Pregnancy-associated breast cancers have been well established as having an increased mortality compared with breast cancers diagnosed outside of pregnancy or postpartum. One possible explanation for poorer survival associated with pregnancy-associated breast cancer is that hormonal changes in pregnancy, delivery, and lactation enhance the growth of malignant cells, producing a more aggressive and advanced disease at time of diagnosis. Diagnostic delay may also play a role because common physiologic changes during pregnancy and postpartum may mimic early physical symptoms of cancer.

However, evidence on long-term health outcomes following diagnosis of cancer other than breast cancer is limited. The lack of research on cancers other than breast cancer precludes an evidence-based discussion between physicians and affected individuals about prognosis and treatment options.

The objectives of the current study were to determine long-term mortality in premenopausal women with pregnancy-associated cancers compared with premenopausal women diagnosed with cancer remote from pregnancy, overall and stratified by cancer type, and to assess 1- and 5-year survival rates of those affected.

This population-based retrospective cohort study included premenopausal women aged 18-50 years living in 3 Canadian provinces (Alberta, British Columbia, and Ontario) diagnosed with cancer between 1 January 2003 and 31 December 2016, with follow-up until 31 December 2017, or date of death.
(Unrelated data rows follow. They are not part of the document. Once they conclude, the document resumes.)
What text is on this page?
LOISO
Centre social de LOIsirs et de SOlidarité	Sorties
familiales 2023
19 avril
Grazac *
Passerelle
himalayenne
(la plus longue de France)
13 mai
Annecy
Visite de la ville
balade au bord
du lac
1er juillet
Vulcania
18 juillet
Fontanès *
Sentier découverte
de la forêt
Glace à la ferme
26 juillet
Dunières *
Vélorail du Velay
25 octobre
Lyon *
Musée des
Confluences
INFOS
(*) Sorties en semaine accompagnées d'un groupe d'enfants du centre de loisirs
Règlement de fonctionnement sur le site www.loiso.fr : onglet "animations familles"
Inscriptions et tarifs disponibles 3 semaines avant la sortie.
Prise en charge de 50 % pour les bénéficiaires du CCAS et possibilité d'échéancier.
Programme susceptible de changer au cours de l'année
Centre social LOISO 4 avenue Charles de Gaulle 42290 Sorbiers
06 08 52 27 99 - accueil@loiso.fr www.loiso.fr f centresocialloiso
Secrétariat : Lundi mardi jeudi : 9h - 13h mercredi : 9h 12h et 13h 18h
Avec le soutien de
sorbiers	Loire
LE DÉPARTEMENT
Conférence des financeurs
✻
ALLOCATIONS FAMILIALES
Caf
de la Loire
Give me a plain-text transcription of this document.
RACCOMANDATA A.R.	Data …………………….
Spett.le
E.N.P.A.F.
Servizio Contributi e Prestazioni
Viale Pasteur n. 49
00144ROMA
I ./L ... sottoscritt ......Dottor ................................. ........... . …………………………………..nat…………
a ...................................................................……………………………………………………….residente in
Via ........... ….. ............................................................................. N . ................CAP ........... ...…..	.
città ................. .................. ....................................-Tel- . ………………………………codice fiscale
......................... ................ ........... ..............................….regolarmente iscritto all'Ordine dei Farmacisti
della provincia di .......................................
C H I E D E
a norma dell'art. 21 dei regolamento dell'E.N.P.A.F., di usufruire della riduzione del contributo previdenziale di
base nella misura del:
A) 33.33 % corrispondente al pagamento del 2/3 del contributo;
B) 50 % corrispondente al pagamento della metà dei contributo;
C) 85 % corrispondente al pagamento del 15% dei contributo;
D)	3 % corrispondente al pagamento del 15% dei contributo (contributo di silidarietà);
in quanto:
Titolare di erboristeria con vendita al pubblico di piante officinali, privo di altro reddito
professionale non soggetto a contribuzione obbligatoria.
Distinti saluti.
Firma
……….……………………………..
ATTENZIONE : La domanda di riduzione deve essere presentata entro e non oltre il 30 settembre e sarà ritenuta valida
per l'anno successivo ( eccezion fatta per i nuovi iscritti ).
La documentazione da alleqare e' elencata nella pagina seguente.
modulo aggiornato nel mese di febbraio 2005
Data analysis occurred in 2021 and 2022. Participants were categorised as being diagnosed with cancer during pregnancy (from conception to delivery), during the postpartum period (up to 1 year after delivery), or during a time that was remote from pregnancy.

Outcomes were overall survival at 1 and 5 years and time from diagnosis to death due to any cause. Cox proportional hazard models were used to estimate mortality adjusted hazard ratios (aHRs) with 95% confidence intervals (CIs), adjusting for age at cancer diagnosis, cancer stage, cancer site, and days from diagnosis to first treatment. Meta-analysis was used to pool results across all 3 provinces.

During the study period there were 1014, 3074, and 20 219 participants diagnosed with cancer during pregnancy, postpartum, and periods remote from pregnancy, respectively. One-year survival was similar across the 3 groups, but 5-year survival was lower among those diagnosed with cancer during pregnancy or postpartum. Overall, there was a greater risk of death due to pregnancy-associated cancer among those diagnosed during pregnancy (aHR 1.79, 95% CI 1.51-2.13) and postpartum (aHR 1.49, 95% CI 1.33-1.67); however, these results varied across cancer sites.

Increased hazard of mortality was observed for breast (aHR 2.01, 95% CI 1.58-2.56), ovarian (aHR 2.60, 95% CI 1.12-6.03), and stomach (aHR 10.37, 95% CI 3.56-30.24) cancers diagnosed during pregnancy, and brain (aHR 2.75, 95% CI 1.28-5.90), breast cancers (aHR 1.61, 95% CI 1.32-1.95), and melanoma (aHR 1.84, 95% CI 1.02-3.30) diagnosed postpartum.

The authors commented that previous studies on this subject have been limited by small sample sizes and lack of detailed cancer diagnosis data, e.g. cancer stage. Although this study did have data on stage, they were not available for all cancer sites. Furthermore, because the study relied exclusively on administrative data, there are potential confounding factors that the researchers were unable to account for in this study including body mass index, race and ethnicity, oral contraceptive use, socioeconomic status, and other prognostic factors that may influence survival. Similarly, they were unable to evaluate other important long-term health outcomes such as cancer recurrence, which is not routinely captured in cancer registries, and has been shown to have low sensitivity when captured by hospital discharge data. Despite pooling results across 3 provinces, analyses of rarer cancer sites were likely underpowered to detect relevant associations.

This study was funded by an operating grant from the Canadian Institutes of Health Research, (CIHR), New Investigator Grants in Maternal, Reproductive, Child and Youth Health. The CIHR is the federal funding agency for health research in Canada.

Reference

Cairncross ZF, Shack L, Nelson G, et al. Long-term Mortality in Individuals Diagnosed With Cancer During Pregnancy or Postpartum. JAMA Oncology; Published online 6 April 2023. doi:10.1001/jamaoncol.2023.0339.